Initially that would answer nil, which causes the legacy code to use whatever default it's always used. To override various visual-properties of any kind of object, the #set: for: to: message can be used. For example,

myUserInterfaceTheme
		set: #closeBoxImage 
		for: SystemWindow
		to: MenuIcons smallCancelIcon


Now the closeBoxImage message will answer the MenuIcons icon instead of nil.

Alternatively, values may be derived based on other values in the theme, as in:

myUserInterfaceTheme
		set: #color 
		for: FillInTheBlankMorph
		to: { MenuMorph->#color.  #twiceDarker }


This would make FillInTheBlankMorph use the same color as a MenuMorph but twiceDarker, providing a clean way to build coherent sets of colors within a theme. SystemWindow's code can be changed to use the expression above to access elements of the theme.

Upgrading Legacy Code

Following the introduction of this class, various client code all around the system must be modified to access it. This variety of legacy code uses a variety of methods to specify their visual properties:

1) a hard-coded values.
2) a values derived from some other value.
3) providing local storage for a settable value which can be nil.
4) providing local storage for a settable value which is expected to always have a particular valid value (never nil).

The requirement, for each case, is to let the value be overridden.

The solution for each of the above should be handled respectively to the above list, as follows:

1) Check the userInterfaceTheme, if that property returns nil, use the legacy hard-coded value. (see example: SystemWindow>>#createCloseBox).
2) Nothing to do – simply perform the same derivation on the result of (1).
3) Check the local storage, if present, use it.
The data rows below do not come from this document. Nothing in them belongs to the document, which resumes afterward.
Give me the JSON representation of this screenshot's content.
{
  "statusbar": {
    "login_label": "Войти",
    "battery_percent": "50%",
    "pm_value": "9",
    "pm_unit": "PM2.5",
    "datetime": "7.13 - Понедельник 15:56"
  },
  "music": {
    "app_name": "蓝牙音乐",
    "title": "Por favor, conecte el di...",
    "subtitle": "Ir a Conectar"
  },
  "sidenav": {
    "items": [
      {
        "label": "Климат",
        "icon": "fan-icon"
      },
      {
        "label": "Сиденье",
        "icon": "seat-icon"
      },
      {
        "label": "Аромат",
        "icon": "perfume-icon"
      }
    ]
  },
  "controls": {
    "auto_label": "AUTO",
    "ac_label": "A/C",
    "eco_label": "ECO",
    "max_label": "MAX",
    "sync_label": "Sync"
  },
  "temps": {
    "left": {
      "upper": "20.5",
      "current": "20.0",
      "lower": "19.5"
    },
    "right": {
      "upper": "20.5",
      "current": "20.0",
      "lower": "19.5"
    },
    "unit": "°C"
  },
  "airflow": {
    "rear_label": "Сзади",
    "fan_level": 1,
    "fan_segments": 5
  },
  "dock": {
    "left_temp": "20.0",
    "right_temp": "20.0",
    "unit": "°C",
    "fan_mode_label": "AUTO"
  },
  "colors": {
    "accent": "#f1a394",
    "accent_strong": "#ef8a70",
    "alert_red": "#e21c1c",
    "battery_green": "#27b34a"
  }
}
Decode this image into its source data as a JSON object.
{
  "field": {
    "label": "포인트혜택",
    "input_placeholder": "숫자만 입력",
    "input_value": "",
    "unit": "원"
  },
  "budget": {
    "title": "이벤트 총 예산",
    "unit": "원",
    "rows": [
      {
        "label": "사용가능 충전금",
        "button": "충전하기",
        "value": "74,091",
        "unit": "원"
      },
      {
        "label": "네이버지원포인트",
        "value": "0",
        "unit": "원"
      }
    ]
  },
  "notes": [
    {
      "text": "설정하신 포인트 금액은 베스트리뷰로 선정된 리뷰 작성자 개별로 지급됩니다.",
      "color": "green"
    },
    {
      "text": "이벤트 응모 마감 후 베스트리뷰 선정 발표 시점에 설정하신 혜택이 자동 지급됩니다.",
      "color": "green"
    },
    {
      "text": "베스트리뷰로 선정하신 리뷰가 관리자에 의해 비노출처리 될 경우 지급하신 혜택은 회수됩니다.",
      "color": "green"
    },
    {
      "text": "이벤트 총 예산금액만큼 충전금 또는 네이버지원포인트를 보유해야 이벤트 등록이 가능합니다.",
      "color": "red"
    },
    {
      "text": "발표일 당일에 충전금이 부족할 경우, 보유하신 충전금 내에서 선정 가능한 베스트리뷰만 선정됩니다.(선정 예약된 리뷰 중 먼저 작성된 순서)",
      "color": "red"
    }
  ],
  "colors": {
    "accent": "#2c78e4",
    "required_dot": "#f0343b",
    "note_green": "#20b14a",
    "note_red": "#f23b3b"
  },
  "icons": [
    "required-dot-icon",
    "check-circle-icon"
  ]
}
If nil, then check the userInterfaceTheme, if it has this property present, use it, else return nil.
4) Check the userInterfaceTheme, if the property is not nil, use it, otherwise use the local value.

Tool Support

If a new access to #userInterfaceTheme is added to the code, be sure to add the property and its description to the #themeSettings for that class. See implementors of #themeSettings for examples.